Die Corniche ist generell eine Promenade oder auch Küstenstraße in der Stadt, die direkt zum Meer führt. Als ich nach einem Namen für mein Label suchte, wollte ich nichts plüschig Arabisches, aber der Bezug zum Libanon und speziell zu Beirut sollte mitschwingen.

Meine Tante war eine unheimlich starke Frau, sie war die erste Journalistin im Libanon.

Wie bist du auf das traditionelle Stickhandwerk gestoßen? Was ist die Geschichte dahinter?

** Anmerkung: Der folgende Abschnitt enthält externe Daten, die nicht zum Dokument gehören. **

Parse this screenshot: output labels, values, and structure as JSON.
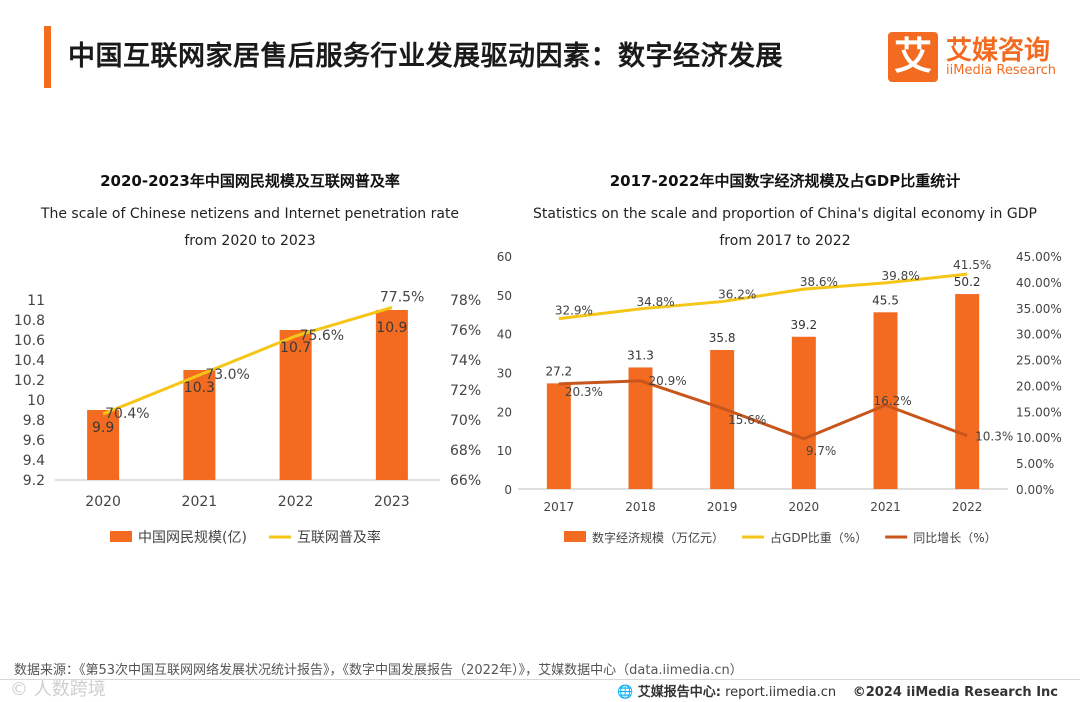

Meine Tante hat einen Palästinenser geheiratet. Als damals der israelische Staat ausgerufen wurde, sind viele Palästinenser in den Libanon geflohen. Das zeichnet den Libanon auch aus: Obwohl er ein sehr kleines Land ist, sind 25 Prozent der Bevölkerung Flüchtlinge. Meine Tante war eine unheimlich starke Frau, sie war die erste Journalistin im Libanon. Das war damals noch recht ungewöhnlich. Alles um das Thema Frauen war ihr sehr wichtig, also Empowerment, Frauen dahin zu bringen, dass sie Geld verdienen und ihren Teil in der Gesellschaft übernehmen.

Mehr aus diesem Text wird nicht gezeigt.